Algumas coisas mudaram no partido. Quando o Novo foi criado, era possível fazer política com chapa própria e sem depender de fundo partidário. Não existia fundão eleitoral nem cláusula de barreira para ver quem vai ter tempo de TV. Perdemos capacidade de competir com esse sistema. O Novo viu que aquela realidade da sua criação, transferida ao momento atual, significaria o fim do partido. Adaptamos nosso estatuto para manter a competitividade. A alternativa seria fechar o partido e fundar uma ONG.
O Novo nasceu com um ideário claro, mas com as dificuldades começou a se aliar ao bolsonarismo. É uma metamorfose com motivações eleitorais?

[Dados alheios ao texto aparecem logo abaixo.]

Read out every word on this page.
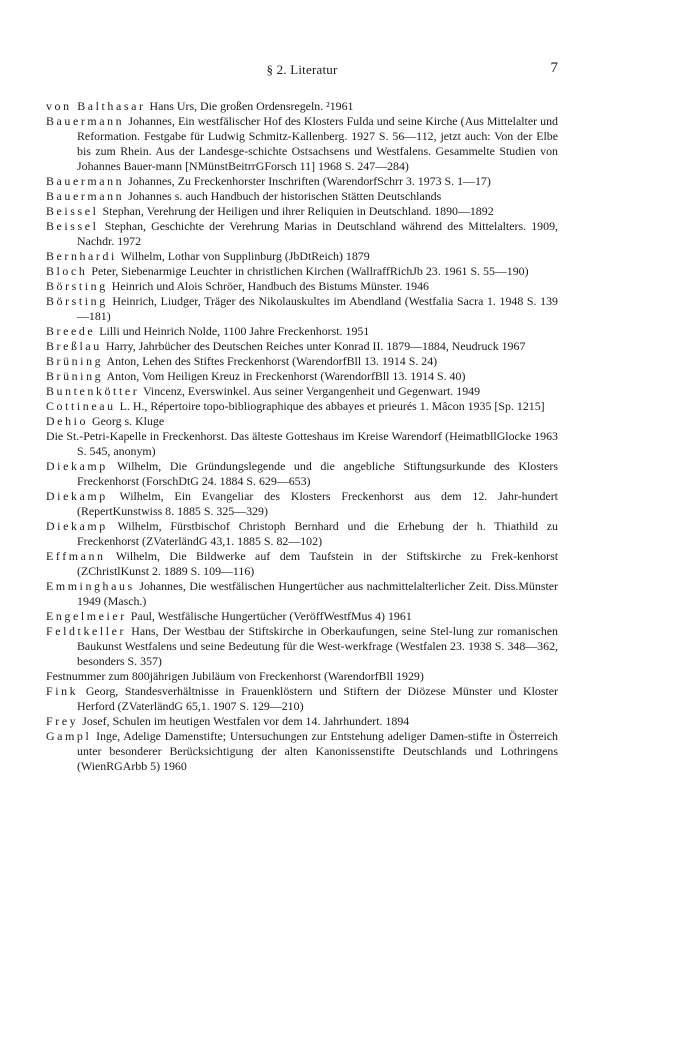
§ 2. Literatur	7

von Balthasar Hans Urs, Die großen Ordensregeln. ²1961

Bauermann Johannes, Ein westfälischer Hof des Klosters Fulda und seine Kirche (Aus Mittelalter und Reformation. Festgabe für Ludwig Schmitz-Kallenberg. 1927 S. 56—112, jetzt auch: Von der Elbe bis zum Rhein. Aus der Landesge-schichte Ostsachsens und Westfalens. Gesammelte Studien von Johannes Bauer-mann [NMünstBeitrrGForsch 11] 1968 S. 247—284)

Bauermann Johannes, Zu Freckenhorster Inschriften (WarendorfSchrr 3. 1973 S. 1—17)

Bauermann Johannes s. auch Handbuch der historischen Stätten Deutschlands

Beissel Stephan, Verehrung der Heiligen und ihrer Reliquien in Deutschland. 1890—1892

Beissel Stephan, Geschichte der Verehrung Marias in Deutschland während des Mittelalters. 1909, Nachdr. 1972

Bernhardi Wilhelm, Lothar von Supplinburg (JbDtReich) 1879

Bloch Peter, Siebenarmige Leuchter in christlichen Kirchen (WallraffRichJb 23. 1961 S. 55—190)

Börsting Heinrich und Alois Schröer, Handbuch des Bistums Münster. 1946

Börsting Heinrich, Liudger, Träger des Nikolauskultes im Abendland (Westfalia Sacra 1. 1948 S. 139—181)

Breede Lilli und Heinrich Nolde, 1100 Jahre Freckenhorst. 1951

Breßlau Harry, Jahrbücher des Deutschen Reiches unter Konrad II. 1879—1884, Neudruck 1967

Brüning Anton, Lehen des Stiftes Freckenhorst (WarendorfBll 13. 1914 S. 24)

Brüning Anton, Vom Heiligen Kreuz in Freckenhorst (WarendorfBll 13. 1914 S. 40)

Buntenkötter Vincenz, Everswinkel. Aus seiner Vergangenheit und Gegenwart. 1949

Cottineau L. H., Répertoire topo-bibliographique des abbayes et prieurés 1. Mâcon 1935 [Sp. 1215]

Dehio Georg s. Kluge

Die St.-Petri-Kapelle in Freckenhorst. Das älteste Gotteshaus im Kreise Warendorf (HeimatbllGlocke 1963 S. 545, anonym)

Diekamp Wilhelm, Die Gründungslegende und die angebliche Stiftungsurkunde des Klosters Freckenhorst (ForschDtG 24. 1884 S. 629—653)

Diekamp Wilhelm, Ein Evangeliar des Klosters Freckenhorst aus dem 12. Jahr-hundert (RepertKunstwiss 8. 1885 S. 325—329)

Diekamp Wilhelm, Fürstbischof Christoph Bernhard und die Erhebung der h. Thiathild zu Freckenhorst (ZVaterländG 43,1. 1885 S. 82—102)

Effmann Wilhelm, Die Bildwerke auf dem Taufstein in der Stiftskirche zu Frek-kenhorst (ZChristlKunst 2. 1889 S. 109—116)

Emminghaus Johannes, Die westfälischen Hungertücher aus nachmittelalterlicher Zeit. Diss.Münster 1949 (Masch.)

Engelmeier Paul, Westfälische Hungertücher (VeröffWestfMus 4) 1961

Feldtkeller Hans, Der Westbau der Stiftskirche in Oberkaufungen, seine Stel-lung zur romanischen Baukunst Westfalens und seine Bedeutung für die West-werkfrage (Westfalen 23. 1938 S. 348—362, besonders S. 357)

Festnummer zum 800jährigen Jubiläum von Freckenhorst (WarendorfBll 1929)

Fink Georg, Standesverhältnisse in Frauenklöstern und Stiftern der Diözese Münster und Kloster Herford (ZVaterländG 65,1. 1907 S. 129—210)

Frey Josef, Schulen im heutigen Westfalen vor dem 14. Jahrhundert. 1894

Gampl Inge, Adelige Damenstifte; Untersuchungen zur Entstehung adeliger Damen-stifte in Österreich unter besonderer Berücksichtigung der alten Kanonissenstifte Deutschlands und Lothringens (WienRGArbb 5) 1960
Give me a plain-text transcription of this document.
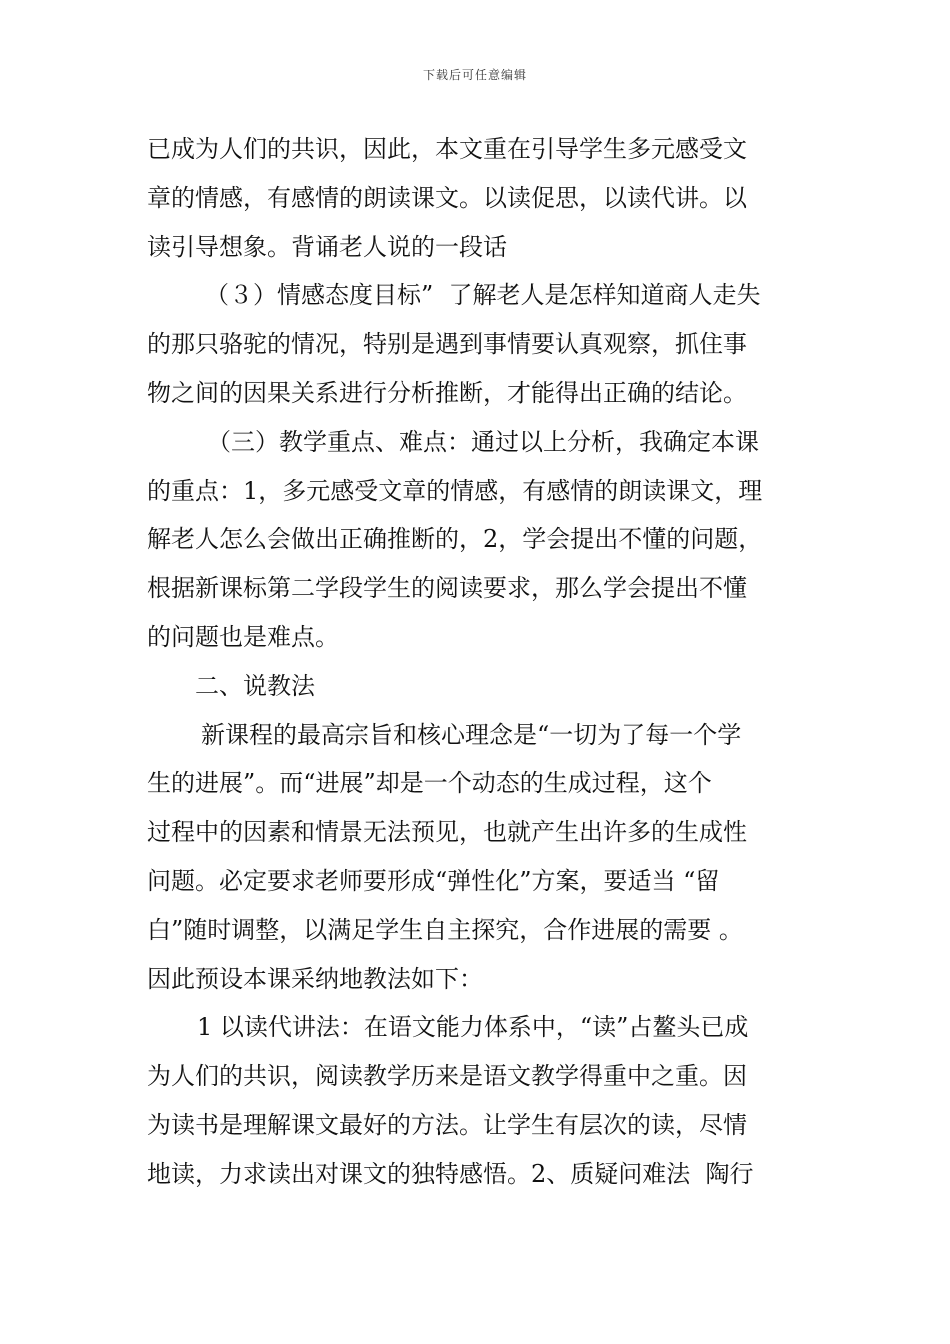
下载后可任意编辑
已成为人们的共识，因此，本文重在引导学生多元感受文
章的情感，有感情的朗读课文。以读促思，以读代讲。以
读引导想象。背诵老人说的一段话
（３）情感态度目标”  了解老人是怎样知道商人走失
的那只骆驼的情况，特别是遇到事情要认真观察，抓住事
物之间的因果关系进行分析推断，才能得出正确的结论。
（三）教学重点、难点：通过以上分析，我确定本课
的重点：1，多元感受文章的情感，有感情的朗读课文，理
解老人怎么会做出正确推断的，2，学会提出不懂的问题，
根据新课标第二学段学生的阅读要求，那么学会提出不懂
的问题也是难点。
二、说教法
新课程的最高宗旨和核心理念是“一切为了每一个学
生的进展”。而“进展”却是一个动态的生成过程，这个
过程中的因素和情景无法预见，也就产生出许多的生成性
问题。必定要求老师要形成“弹性化”方案，要适当 “留
白”随时调整，以满足学生自主探究，合作进展的需要 。
因此预设本课采纳地教法如下：
1 以读代讲法：在语文能力体系中，“读”占鳌头已成
为人们的共识，阅读教学历来是语文教学得重中之重。因
为读书是理解课文最好的方法。让学生有层次的读，尽情
地读，力求读出对课文的独特感悟。2、质疑问难法  陶行
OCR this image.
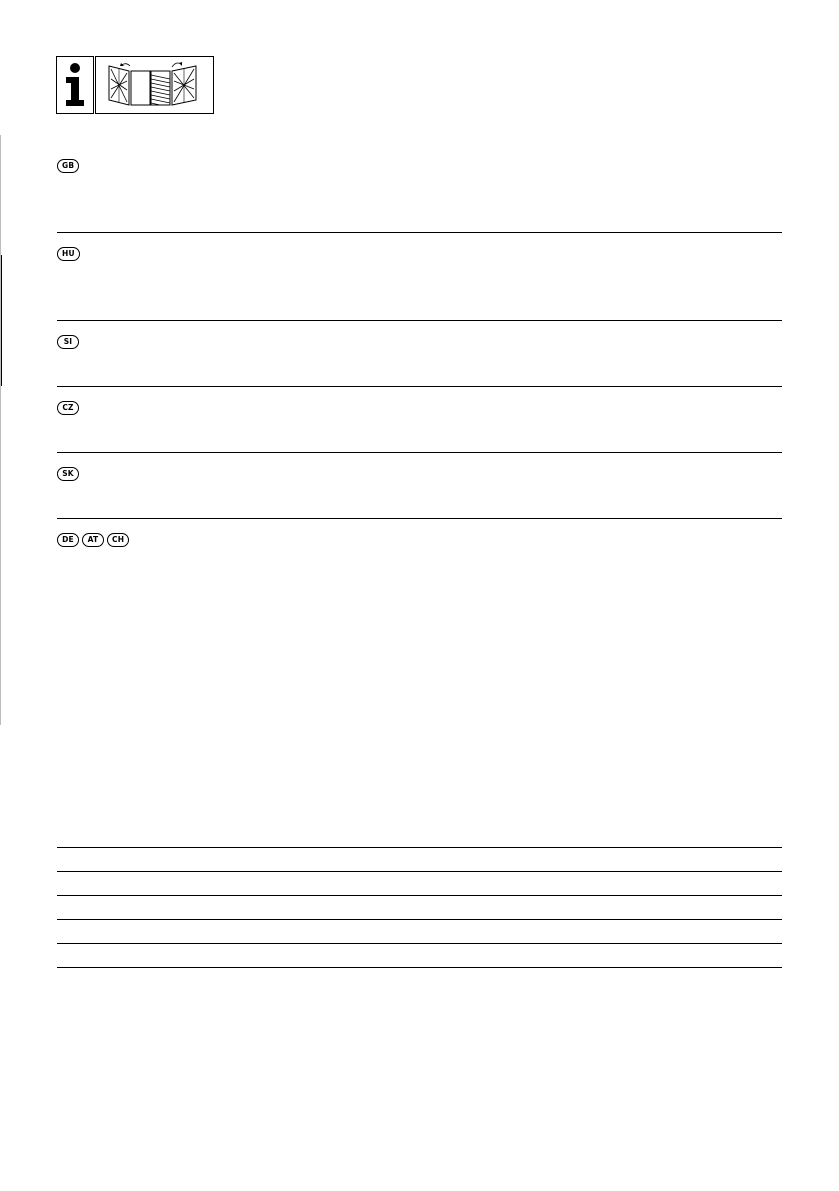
GB
HU
SI
CZ
SK
DE	AT	CH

Não. O Novo foi fundado por pessoas de fora da política, revoltadas por pagar muito imposto e ter pouco serviço, com o crime do colarinho branco, os privilégios de uma casta que cobra muito de uma população que fica refém desse jogo viciado. O Camozzato não mudou, talvez Bolsonaro tenha mudado. Aliás, ele criticava privatizações, votou contra o Plano Real, já teceu elogios a Lula e Hugo Chavez. Quem sabe tenha amadurecido. O Novo não tem vergonha de expor as suas ideologias.
Muito da sua propaganda é antipetista. Não teme ficar marcado como um candidato do contra e que pouco fala sobre as próprias propostas?
Não, porque eu tenho apresentado bastante propostas. No debate da Rádio Gaúcha, eu falei de propostas, mas a parte que viralizou foi minha pergunta sobre a Venezuela a Maria do Rosário. O ser humano gosta de ver briga, da polêmica, por isso esses momentos repercutem muito mais. É a primeira vez que sou candidato e preciso deixar muito claro em que lado estou. O Novo é de direita e tem oposição frontal ao petismo, o que não faz com que eu tenha elogios a Melo e a Brizola.